Hedging contracts have protected Qantas from the full impact of these increases. Like other airlines, it has few options to cut fuel costs besides cutting routes or buying more fuel-efficient aircraft. (It is buying 12 new Airbus planes, but with the plan to offer long-haul flights without stopovers, which will increase fuel consumption.)

So cutting staff costs has become the default option.

Qantas has never shied away from this under Joyce, who was appointed chief executive in 2008.

In 2011 he notoriously grounded the fleet and locked out staff during “hardball” collective bargaining with three unions (the Australian and International Pilots Association, Australian Licenced Aircraft Engineers Association, and Transport Workers Union).

But this combative stance on wages and conditions, and outsourcing so many key activities, has thinned corporate knowledge. Qantas’ problems with lost luggage are clearly linked to sacking so many experienced staff and replacing them with contract workers who don’t necessarily understand how the airline’s complex systems work.

A difficult outlook

It’s easy to look for scapegoats – there are mounting calls for Joyce to go, for example – but there are no easy solutions to the problems Qantas faces.



In the short term it must to balance the cost-cutting required with the reality that further aggravating its workforce will lower customer service – and ultimately its reputation.

Domestically it has the advantage of its major competitor, Virgin Australia, being in an even worse position. Virgin only survived the pandemic by being sold to US private equity giant Bain Capital. This should save Qantas from a domestic discounting war for the foreseeable future.

But even with subdued domestic competition, the airline industry remains unattractive. For the flying kangaroo, the path back to profitability looks set to be one of many ups and downs.

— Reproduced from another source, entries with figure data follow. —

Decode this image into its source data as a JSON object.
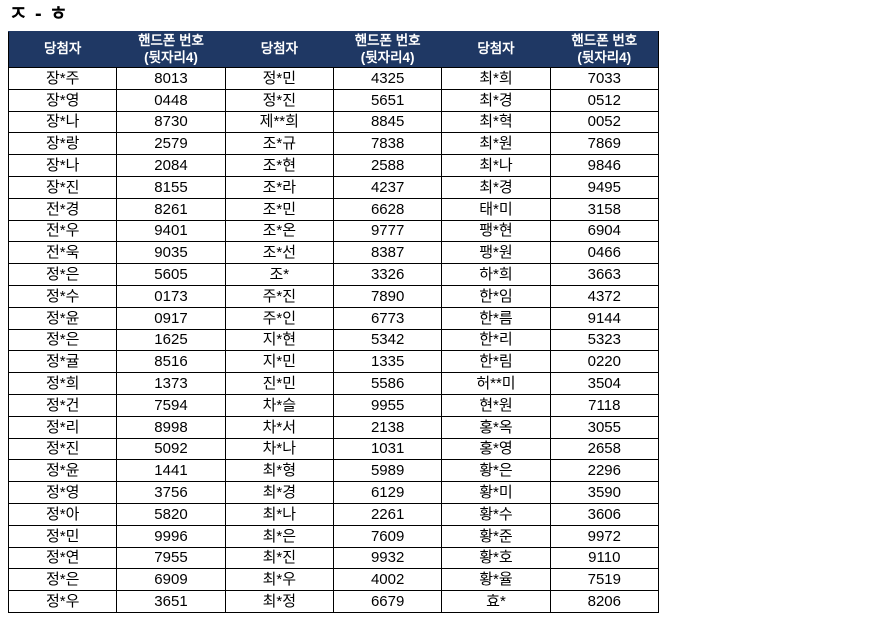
{
  "page_title": "ㅈ - ㅎ",
  "table": {
    "header": {
      "winner_label": "당첨자",
      "phone_label_line1": "핸드폰 번호",
      "phone_label_line2": "(뒷자리4)"
    },
    "colors": {
      "header_bg": "#1F3864",
      "header_text": "#FFFFFF",
      "border": "#000000",
      "cell_text": "#000000"
    },
    "groups": [
      {
        "rows": [
          [
            "장*주",
            "8013"
          ],
          [
            "장*영",
            "0448"
          ],
          [
            "장*나",
            "8730"
          ],
          [
            "장*랑",
            "2579"
          ],
          [
            "장*나",
            "2084"
          ],
          [
            "장*진",
            "8155"
          ],
          [
            "전*경",
            "8261"
          ],
          [
            "전*우",
            "9401"
          ],
          [
            "전*욱",
            "9035"
          ],
          [
            "정*은",
            "5605"
          ],
          [
            "정*수",
            "0173"
          ],
          [
            "정*윤",
            "0917"
          ],
          [
            "정*은",
            "1625"
          ],
          [
            "정*귤",
            "8516"
          ],
          [
            "정*희",
            "1373"
          ],
          [
            "정*건",
            "7594"
          ],
          [
            "정*리",
            "8998"
          ],
          [
            "정*진",
            "5092"
          ],
          [
            "정*윤",
            "1441"
          ],
          [
            "정*영",
            "3756"
          ],
          [
            "정*아",
            "5820"
          ],
          [
            "정*민",
            "9996"
          ],
          [
            "정*연",
            "7955"
          ],
          [
            "정*은",
            "6909"
          ],
          [
            "정*우",
            "3651"
          ]
        ]
      },
      {
        "rows": [
          [
            "정*민",
            "4325"
          ],
          [
            "정*진",
            "5651"
          ],
          [
            "제**희",
            "8845"
          ],
          [
            "조*규",
            "7838"
          ],
          [
            "조*현",
            "2588"
          ],
          [
            "조*라",
            "4237"
          ],
          [
            "조*민",
            "6628"
          ],
          [
            "조*온",
            "9777"
          ],
          [
            "조*선",
            "8387"
          ],
          [
            "조*",
            "3326"
          ],
          [
            "주*진",
            "7890"
          ],
          [
            "주*인",
            "6773"
          ],
          [
            "지*현",
            "5342"
          ],
          [
            "지*민",
            "1335"
          ],
          [
            "진*민",
            "5586"
          ],
          [
            "차*슬",
            "9955"
          ],
          [
            "차*서",
            "2138"
          ],
          [
            "차*나",
            "1031"
          ],
          [
            "최*형",
            "5989"
          ],
          [
            "최*경",
            "6129"
          ],
          [
            "최*나",
            "2261"
          ],
          [
            "최*은",
            "7609"
          ],
          [
            "최*진",
            "9932"
          ],
          [
            "최*우",
            "4002"
          ],
          [
            "최*정",
            "6679"
          ]
        ]
      },
      {
        "rows": [
          [
            "최*희",
            "7033"
          ],
          [
            "최*경",
            "0512"
          ],
          [
            "최*혁",
            "0052"
          ],
          [
            "최*원",
            "7869"
          ],
          [
            "최*나",
            "9846"
          ],
          [
            "최*경",
            "9495"
          ],
          [
            "태*미",
            "3158"
          ],
          [
            "팽*현",
            "6904"
          ],
          [
            "팽*원",
            "0466"
          ],
          [
            "하*희",
            "3663"
          ],
          [
            "한*임",
            "4372"
          ],
          [
            "한*름",
            "9144"
          ],
          [
            "한*리",
            "5323"
          ],
          [
            "한*림",
            "0220"
          ],
          [
            "허**미",
            "3504"
          ],
          [
            "현*원",
            "7118"
          ],
          [
            "홍*옥",
            "3055"
          ],
          [
            "홍*영",
            "2658"
          ],
          [
            "황*은",
            "2296"
          ],
          [
            "황*미",
            "3590"
          ],
          [
            "황*수",
            "3606"
          ],
          [
            "황*준",
            "9972"
          ],
          [
            "황*호",
            "9110"
          ],
          [
            "황*율",
            "7519"
          ],
          [
            "효*",
            "8206"
          ]
        ]
      }
    ]
  }
}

This article first appeared on The Conversation, and was written by Peter Galvin, Professor of Strategic Management, Edith Cowan University.
That is what kangaroos do! They jump up and down.
 
  • Like
Reactions: MIZMAC
This is nothing new, when I worked for Qantas til 2012 ,management were always told to cut staff to reduce costs or coming up with harebrained schemes that had been tried before elsewhere but failed.
 
Did I just read somewhere that Qantas boss got a pay rise???
Joyce's take-home pay last financial year was $2.27m, up from $1.98m the year before. On top of that base salary, shareholders voted overwhelmingly to award Joyce bonus performance rights worth about $4m, which can be vested in August next year.